General Procedures and Guidelines

  1. Have your student guide, paper, pencil or pen and your pocket folder at your seat when class begins.
  2. Respect the people, equipment, and furnishings of the lab (no writing in books or on equipment or desks). It’s inappropriate to move, deface, or tamper with equipment; put down classmates; use profane language; or roughhouse.
  3. Don't login unless asked to do so.
  4. Do not change the background on your desktop.
  5. Don't use gum, candy, food, or drink other than water in the lab.
  6. Don’t leave class without permission. Complete the hall pass page of the CA handbook and bring it to me to sign before you leave. Be back ASAP - not more than 5 minutes.
  7. Do your own work and nobody else’s. See CA’s cheating policy in the bulletin.
  8. Don’t do work for another class without permission. If you finish your assignment early, you may do work for another class.
  9. Be an active participant in group work.
  10. Push chair in before leaving, and put away your pocket folder and papers.
  11. Stay in your own seating area until the bell rings – don’t wait by the door. Use the front door only when coming to class.

    Class participation points will be lost for not following classroom procedures given above.

Handing in Papers and Filing Procedures

A. When you come in to class, pick up your pocket folder from the file box on the table .

B. What you’ll find in your pocket folder:

(1) Graded papers or your student guide: Look them over and then file them in the filing cabinet in your manila folder.

(2) Papers returned with more to do - If there’s no grade on a paper we return, but you find a note asking you to complete an assignment and hand it in again, don’t file it in the filing cabinet. Instead, complete the work and hand it in again, placing it in the Lessons basket on my desk.

(3) Work in process - papers you need to complete before handing in that you left there last class period.

C. Papers you've completed that we need to grade: Turn them into the Lessons basket on my desk

Attendance Policy  

Attendance in high school is very important, especially in a class where you are learning a skill. Regular practice helps master a skill. Furthermore, in the Business Education Department, most class periods students work at their own pace and the instructions are given at the beginning of class.
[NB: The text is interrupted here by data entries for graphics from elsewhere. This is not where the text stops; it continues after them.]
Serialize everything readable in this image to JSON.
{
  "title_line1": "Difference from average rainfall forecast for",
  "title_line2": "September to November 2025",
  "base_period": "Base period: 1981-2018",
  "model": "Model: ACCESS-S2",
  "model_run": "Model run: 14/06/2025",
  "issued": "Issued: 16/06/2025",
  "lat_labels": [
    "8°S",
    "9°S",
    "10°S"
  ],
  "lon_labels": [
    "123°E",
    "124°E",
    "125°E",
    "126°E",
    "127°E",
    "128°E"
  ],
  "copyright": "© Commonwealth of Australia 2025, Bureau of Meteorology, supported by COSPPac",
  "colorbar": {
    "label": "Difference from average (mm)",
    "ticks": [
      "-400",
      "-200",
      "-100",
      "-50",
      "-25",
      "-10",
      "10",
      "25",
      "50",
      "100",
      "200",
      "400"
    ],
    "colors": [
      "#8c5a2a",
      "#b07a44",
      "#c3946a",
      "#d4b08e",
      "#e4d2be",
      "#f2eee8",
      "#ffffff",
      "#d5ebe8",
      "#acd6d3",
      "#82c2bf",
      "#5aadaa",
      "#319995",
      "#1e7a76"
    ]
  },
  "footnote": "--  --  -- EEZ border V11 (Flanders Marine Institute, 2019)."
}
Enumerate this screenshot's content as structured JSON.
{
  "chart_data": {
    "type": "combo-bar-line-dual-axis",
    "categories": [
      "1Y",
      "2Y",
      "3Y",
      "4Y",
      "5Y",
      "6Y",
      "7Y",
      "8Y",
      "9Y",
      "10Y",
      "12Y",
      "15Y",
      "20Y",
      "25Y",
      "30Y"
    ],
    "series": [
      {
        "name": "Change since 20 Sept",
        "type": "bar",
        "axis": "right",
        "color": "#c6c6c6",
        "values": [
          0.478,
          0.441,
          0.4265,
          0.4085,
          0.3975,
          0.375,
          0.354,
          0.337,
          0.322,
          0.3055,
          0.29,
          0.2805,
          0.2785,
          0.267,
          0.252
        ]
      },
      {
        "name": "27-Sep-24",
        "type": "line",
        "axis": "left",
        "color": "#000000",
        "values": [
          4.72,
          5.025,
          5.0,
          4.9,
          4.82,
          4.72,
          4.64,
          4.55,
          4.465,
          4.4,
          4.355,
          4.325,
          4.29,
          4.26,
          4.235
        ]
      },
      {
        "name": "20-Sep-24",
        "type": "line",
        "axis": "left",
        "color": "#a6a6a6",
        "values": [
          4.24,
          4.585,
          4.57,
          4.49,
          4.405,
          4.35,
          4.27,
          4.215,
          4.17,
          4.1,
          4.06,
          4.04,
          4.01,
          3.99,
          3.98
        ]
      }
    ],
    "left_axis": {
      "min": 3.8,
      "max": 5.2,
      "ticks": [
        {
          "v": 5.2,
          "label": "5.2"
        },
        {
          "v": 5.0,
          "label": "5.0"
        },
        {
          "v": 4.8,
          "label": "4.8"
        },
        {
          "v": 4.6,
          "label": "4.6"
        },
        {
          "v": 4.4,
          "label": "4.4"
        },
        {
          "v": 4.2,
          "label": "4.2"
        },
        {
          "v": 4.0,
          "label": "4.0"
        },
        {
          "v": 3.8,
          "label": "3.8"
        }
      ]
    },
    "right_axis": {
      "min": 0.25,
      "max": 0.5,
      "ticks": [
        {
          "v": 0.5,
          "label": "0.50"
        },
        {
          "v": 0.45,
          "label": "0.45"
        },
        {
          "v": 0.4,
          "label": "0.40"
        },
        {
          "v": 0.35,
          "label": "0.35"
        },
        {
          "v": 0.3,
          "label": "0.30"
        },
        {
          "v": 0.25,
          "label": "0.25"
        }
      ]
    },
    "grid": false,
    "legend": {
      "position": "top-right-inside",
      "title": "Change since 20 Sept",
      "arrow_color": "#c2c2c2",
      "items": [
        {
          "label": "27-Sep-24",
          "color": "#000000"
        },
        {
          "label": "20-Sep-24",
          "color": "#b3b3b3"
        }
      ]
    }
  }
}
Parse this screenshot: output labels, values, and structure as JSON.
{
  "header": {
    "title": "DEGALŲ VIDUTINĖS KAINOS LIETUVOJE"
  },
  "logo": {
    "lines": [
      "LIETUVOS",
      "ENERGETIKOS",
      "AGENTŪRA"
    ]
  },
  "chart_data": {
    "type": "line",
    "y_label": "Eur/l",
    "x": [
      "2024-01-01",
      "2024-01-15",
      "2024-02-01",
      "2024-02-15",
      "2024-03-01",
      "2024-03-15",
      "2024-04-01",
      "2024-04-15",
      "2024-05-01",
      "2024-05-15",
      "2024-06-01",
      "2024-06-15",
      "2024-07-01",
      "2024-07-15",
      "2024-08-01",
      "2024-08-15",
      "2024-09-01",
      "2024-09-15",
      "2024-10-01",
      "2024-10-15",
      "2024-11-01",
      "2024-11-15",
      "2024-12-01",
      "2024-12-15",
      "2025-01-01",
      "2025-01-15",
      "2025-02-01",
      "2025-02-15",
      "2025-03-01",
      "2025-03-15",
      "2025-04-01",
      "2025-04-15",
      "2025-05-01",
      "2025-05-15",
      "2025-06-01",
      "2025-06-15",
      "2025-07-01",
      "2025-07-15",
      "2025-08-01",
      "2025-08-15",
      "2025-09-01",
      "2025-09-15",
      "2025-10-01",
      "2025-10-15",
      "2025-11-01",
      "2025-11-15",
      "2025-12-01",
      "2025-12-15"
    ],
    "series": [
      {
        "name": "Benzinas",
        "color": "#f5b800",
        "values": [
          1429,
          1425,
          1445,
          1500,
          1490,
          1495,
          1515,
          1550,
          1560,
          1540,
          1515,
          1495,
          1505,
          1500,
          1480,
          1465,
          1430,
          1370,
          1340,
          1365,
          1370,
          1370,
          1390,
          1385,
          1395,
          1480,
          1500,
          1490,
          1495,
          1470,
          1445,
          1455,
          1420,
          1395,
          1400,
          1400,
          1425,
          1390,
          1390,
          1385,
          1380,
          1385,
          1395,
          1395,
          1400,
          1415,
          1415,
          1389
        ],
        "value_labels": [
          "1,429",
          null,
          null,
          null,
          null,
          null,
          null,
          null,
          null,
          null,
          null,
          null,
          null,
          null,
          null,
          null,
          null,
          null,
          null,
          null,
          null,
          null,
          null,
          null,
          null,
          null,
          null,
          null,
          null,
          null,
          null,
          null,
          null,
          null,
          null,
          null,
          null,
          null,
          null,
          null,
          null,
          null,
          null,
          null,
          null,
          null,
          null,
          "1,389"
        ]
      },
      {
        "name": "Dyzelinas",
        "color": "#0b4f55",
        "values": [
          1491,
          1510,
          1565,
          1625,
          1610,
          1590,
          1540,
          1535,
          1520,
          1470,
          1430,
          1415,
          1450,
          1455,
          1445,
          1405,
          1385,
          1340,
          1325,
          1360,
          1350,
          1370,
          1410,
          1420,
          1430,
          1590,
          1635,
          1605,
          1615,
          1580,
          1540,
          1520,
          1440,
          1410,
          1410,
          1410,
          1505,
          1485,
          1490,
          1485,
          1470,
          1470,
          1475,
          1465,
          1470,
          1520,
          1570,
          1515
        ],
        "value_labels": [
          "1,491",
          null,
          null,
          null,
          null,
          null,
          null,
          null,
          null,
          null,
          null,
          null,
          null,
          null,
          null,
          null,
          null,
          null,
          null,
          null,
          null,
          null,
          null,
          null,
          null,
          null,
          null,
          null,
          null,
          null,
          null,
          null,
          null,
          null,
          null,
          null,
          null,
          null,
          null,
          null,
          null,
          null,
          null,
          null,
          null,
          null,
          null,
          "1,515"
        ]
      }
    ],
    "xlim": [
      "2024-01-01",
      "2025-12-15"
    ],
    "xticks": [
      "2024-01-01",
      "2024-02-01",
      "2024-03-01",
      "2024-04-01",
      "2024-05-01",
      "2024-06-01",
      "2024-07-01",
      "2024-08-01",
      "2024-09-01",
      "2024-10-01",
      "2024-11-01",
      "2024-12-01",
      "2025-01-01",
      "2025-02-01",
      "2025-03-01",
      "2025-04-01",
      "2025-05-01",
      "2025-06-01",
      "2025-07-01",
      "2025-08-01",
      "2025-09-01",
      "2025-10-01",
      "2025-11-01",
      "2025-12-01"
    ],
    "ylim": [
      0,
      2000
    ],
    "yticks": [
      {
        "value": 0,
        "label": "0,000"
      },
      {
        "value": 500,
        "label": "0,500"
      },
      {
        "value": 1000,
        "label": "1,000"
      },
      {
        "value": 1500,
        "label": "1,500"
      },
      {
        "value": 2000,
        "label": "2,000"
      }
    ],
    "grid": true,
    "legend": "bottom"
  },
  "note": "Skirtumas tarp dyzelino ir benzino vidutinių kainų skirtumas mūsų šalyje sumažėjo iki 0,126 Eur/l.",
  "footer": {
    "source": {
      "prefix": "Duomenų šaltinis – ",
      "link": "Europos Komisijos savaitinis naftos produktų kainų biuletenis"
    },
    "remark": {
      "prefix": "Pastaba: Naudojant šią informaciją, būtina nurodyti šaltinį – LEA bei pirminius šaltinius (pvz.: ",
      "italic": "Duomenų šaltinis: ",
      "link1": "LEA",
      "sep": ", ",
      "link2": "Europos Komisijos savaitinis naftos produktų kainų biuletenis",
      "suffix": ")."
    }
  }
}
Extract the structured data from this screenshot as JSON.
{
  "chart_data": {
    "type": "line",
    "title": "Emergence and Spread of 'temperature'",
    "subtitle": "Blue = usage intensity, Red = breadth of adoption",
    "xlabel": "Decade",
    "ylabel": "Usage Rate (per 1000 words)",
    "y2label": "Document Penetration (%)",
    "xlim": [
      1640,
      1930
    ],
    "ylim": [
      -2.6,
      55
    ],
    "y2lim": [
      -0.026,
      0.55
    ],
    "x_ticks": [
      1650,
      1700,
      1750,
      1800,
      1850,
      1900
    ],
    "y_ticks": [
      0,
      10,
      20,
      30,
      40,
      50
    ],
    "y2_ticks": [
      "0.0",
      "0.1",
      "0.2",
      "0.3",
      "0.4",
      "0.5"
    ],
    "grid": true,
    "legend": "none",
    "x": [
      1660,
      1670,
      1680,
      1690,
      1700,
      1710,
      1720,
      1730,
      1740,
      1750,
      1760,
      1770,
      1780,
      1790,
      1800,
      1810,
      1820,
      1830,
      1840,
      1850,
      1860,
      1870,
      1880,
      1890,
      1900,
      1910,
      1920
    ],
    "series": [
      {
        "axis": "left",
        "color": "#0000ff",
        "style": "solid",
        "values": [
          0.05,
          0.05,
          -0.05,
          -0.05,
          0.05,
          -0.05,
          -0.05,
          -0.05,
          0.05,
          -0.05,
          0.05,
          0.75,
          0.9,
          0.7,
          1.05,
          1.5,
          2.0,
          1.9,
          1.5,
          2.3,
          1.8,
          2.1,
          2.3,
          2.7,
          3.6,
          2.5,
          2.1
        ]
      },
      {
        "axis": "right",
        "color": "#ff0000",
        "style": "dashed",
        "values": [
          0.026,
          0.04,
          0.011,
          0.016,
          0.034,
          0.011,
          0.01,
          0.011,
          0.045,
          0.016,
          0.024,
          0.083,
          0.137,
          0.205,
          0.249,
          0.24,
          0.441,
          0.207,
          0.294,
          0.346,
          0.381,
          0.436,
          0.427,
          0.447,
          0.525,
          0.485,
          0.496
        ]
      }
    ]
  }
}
If a student is tardy to class, he or she will miss vital information which can make completing the assignment difficult.

ABSENCES:

 The following absences are excused through the office:

Illness, medical or court appointments, death in the immediate family member, counseling (must pre-arranged with the teacher), authorized school trips, and family days pre-arranged and approved through Administrative Council.
You should take your excuse to the front office as soon as you return from being absent or have your parent call the front office the morning of the absence. The excuse must be in to the office within two days from the time the attendance is posted in the school office.

TARDIES:

  1. Tardies must be excused by teachers or staff in writing. Bring it with you to class.
  2. If you are not in the room when the bell rings, you are tardy.
  3. Emergency tardies must be pre-arranged with me (e.g., restroom trips).
  4. If you come late, leave a note on my desk saying you’re tardy with your full name on it as a reminder for me to change your absence to a tardy.
  5. Three unexcused tardies equal one unexcused absence.
  6. The school’s announced attendance policy will be applied as unexcused absences and tardies accumulate. Avoid these at all cost. Your attendance record follows you when you go on from CA. See the CA Handbook for consequences of poor attendance.

MAKE-UP WORK:  

  1. Make-up work will only be accepted for excused absences.
  2. Deadlines for make-up work are at my discretion, with one class period given for each period missed, generally speaking.
  3. Please see me the day you return to school to get assignments and due dates.
  4. Check my assignment page for assignments, test dates, etc. Be prepared to make up a test missed on the first day you’re back in class, unless previous arrangements are made.

To Contact me:

If you need to call me at home in the evening, please call before 9 p.m. My number is in the CA Handbook. If you have questions about assignments missed if you were absent, refer to my assignments page.